Thanda SHWE  Masayoshi ARITSUGI  

Publication
IEICE TRANSACTIONS on Information and Systems   Vol.E101-D   No.12   pp.2958-2967
Publication Date: 2018/12/01
Online ISSN: 1745-1361
DOI: 10.1587/transinf.2018PAP0017
Type of Manuscript: Special Section PAPER (Special Section on Parallel and Distributed Computing and Networking)
Category: Cloud Computing
Keyword: 
re-replication,  fault tolerance,  data reliability,  HDFS,  

Full Text: PDF(548.2KB)
>>Buy this Article


Summary: 
Data replication in cloud storage systems brings a lot of benefits, such as fault tolerance, data availability, data locality and load balancing both from reliability and performance perspectives. However, each time a datanode fails, data blocks stored on the failed datanode must be restored to maintain replication level.
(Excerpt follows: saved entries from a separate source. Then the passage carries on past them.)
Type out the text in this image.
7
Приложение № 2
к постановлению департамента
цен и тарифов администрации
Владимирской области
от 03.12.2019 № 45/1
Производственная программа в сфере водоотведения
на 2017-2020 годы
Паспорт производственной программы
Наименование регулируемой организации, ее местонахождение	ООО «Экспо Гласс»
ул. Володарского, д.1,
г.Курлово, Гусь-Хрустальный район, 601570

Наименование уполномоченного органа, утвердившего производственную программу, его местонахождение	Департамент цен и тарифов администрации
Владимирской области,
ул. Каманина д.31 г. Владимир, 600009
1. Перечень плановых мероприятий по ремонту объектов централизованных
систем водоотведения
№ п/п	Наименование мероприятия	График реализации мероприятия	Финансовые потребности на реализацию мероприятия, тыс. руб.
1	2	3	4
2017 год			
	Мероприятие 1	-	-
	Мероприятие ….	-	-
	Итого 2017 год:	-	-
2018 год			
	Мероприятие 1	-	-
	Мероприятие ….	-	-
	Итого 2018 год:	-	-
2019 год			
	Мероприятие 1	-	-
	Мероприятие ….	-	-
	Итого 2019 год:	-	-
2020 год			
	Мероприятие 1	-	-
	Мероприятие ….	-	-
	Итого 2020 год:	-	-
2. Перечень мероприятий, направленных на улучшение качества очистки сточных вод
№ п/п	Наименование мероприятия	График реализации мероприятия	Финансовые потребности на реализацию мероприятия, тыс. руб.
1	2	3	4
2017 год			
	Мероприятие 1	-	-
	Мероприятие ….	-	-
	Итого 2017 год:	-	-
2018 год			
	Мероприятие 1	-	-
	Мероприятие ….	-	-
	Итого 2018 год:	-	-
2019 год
This may be a large burden for the system in which resources are highly utilized with users' application workloads. Although there have been many proposals for replication, the approach of re-replication has not been properly addressed yet. In this paper, we present a deferred re-replication algorithm to dynamically shift the re-replication workload based on current resource utilization status of the system. As workload pattern varies depending on the time of the day, simulation results from synthetic workload demonstrate a large opportunity for minimizing impacts on users' application workloads with the simple algorithm that adjusts re-replication based on current resource utilization. Our approach can reduce performance impacts on users' application workloads while ensuring the same reliability level as default HDFS can provide.